Black Lives Matter demonstrators express themselves at one of several May Day marches on May 1, 2016, in Los Angeles.
David McNew/Getty Images

From the beginning, Black Lives Matter supporters have included protesters and activists of all races. In a recent campaign, people of color are turning to their own communities and recruiting them to the BLM fight as well, the Associated Press reports.

Like the rest of the country, the especially explicit deaths of Philando Castile and Alton Sterling in early July was a turning point. Now that police brutality and anti-immigrant sentiment are so at the forefront of American news and politics, the BLM movement sees an opportunity to target not only target other people of color but also their parents and wider communities.

This was the case for Korean American Jaime Sunwoo. The 23-year-old from Brooklyn, N.Y., was moved to show to her parents a crowdsourced letter initiated by Asian Americans specifically to urge others in their community to support BLM.

“In fighting for their own rights, black activists have led the movement for opportunities not just for themselves, but for us as well,” an English-language version of the letter says, according to AP. “Black people have been beaten, jailed, even killed fighting for many of the rights that Asian-Americans enjoy today. We owe them so much in return. We are all fighting against the same unfair system that prefers we compete against each other.”

The letter was translated into Sunwoo’s parents’ native Korean, and Sunwoo admitted that this was the first time that she and her parents have discussed race. It simply wasn’t talked about in her childhood, she says.


Karla Monterroso, an advocate for increasing black and Latino representation in the technology field, helped write a letter in Spanish and English aimed at Hispanics.

The Spanish letter references the deaths of several Hispanic Americans killed by police.
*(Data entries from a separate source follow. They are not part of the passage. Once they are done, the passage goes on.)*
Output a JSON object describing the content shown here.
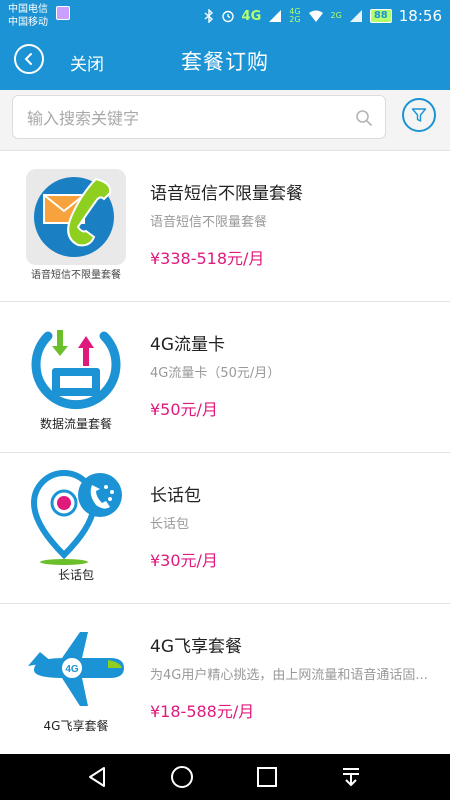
{
  "status_bar": {
    "carrier_1": "中国电信",
    "carrier_2": "中国移动",
    "network": "4G",
    "network_small_1": "4G",
    "network_small_2": "2G",
    "network_small_3": "2G",
    "battery": "88",
    "time": "18:56"
  },
  "title_bar": {
    "close_label": "关闭",
    "title": "套餐订购"
  },
  "search": {
    "placeholder": "输入搜索关键字"
  },
  "packages": [
    {
      "thumb_caption": "语音短信不限量套餐",
      "title": "语音短信不限量套餐",
      "subtitle": "语音短信不限量套餐",
      "price": "¥338-518元/月"
    },
    {
      "thumb_caption": "数据流量套餐",
      "title": "4G流量卡",
      "subtitle": "4G流量卡（50元/月）",
      "price": "¥50元/月"
    },
    {
      "thumb_caption": "长话包",
      "title": "长话包",
      "subtitle": "长话包",
      "price": "¥30元/月"
    },
    {
      "thumb_caption": "4G飞享套餐",
      "thumb_badge": "4G",
      "title": "4G飞享套餐",
      "subtitle": "为4G用户精心挑选，由上网流量和语音通话固...",
      "price": "¥18-588元/月"
    }
  ],
  "colors": {
    "accent": "#1b93d4",
    "price": "#e0197d",
    "phone_green": "#8ecf1f"
  }
}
For Latinos, “not being able to get their stories told around this leaves the black community alone in a struggle that is really shared,” she says.
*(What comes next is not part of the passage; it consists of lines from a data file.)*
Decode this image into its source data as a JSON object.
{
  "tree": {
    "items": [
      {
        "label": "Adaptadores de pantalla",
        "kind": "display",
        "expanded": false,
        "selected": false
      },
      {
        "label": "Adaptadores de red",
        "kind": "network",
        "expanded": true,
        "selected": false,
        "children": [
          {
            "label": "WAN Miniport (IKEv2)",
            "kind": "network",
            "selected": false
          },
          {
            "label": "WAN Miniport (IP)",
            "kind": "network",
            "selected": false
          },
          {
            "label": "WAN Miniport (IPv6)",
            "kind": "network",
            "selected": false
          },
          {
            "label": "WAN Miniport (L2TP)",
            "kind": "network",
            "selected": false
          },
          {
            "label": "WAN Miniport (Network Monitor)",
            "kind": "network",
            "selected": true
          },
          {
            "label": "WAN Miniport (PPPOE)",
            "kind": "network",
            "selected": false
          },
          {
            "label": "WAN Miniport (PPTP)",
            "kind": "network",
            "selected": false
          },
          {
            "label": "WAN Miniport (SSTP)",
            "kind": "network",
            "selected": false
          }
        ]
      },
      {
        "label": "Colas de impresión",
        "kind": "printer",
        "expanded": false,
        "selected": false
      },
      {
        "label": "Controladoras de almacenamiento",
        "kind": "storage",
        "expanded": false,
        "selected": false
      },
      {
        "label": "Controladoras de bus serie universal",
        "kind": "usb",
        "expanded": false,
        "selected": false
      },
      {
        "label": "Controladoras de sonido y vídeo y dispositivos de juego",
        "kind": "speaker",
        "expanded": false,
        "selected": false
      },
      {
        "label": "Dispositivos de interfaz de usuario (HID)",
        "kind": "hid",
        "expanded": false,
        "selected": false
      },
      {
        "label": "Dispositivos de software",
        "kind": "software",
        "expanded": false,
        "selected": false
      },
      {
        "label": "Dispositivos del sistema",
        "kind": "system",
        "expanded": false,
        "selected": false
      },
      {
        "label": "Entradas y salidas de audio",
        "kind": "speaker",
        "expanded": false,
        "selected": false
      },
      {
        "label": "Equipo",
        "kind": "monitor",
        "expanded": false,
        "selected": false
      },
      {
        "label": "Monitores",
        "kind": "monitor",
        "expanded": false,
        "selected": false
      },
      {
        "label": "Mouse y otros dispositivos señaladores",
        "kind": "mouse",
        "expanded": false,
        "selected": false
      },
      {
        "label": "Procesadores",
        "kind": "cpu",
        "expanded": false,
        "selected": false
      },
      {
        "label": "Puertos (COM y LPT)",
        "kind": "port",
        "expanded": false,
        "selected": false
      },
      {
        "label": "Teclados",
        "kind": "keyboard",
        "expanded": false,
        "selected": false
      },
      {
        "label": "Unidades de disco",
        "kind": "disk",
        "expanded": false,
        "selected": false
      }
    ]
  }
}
Translating the letter into many languages helps bridge a gap between generations, said Jenn Fang, who writes about issues including Asian-American activism at the Reappropriate blog, because members of an immigrant generation and those who were born and raised in the United States often understand the political world differently.


“It’s really about finding a common language … so that we can actually talk about anti-blackness and racial justice,” she says.

“We have to speak in our own communities,” agrees Ray Deng, a 29-year-old Chinese American. “When it’s the responsibility of the already disenfranchised group to ‘be the change’ … there's something wrong with that.”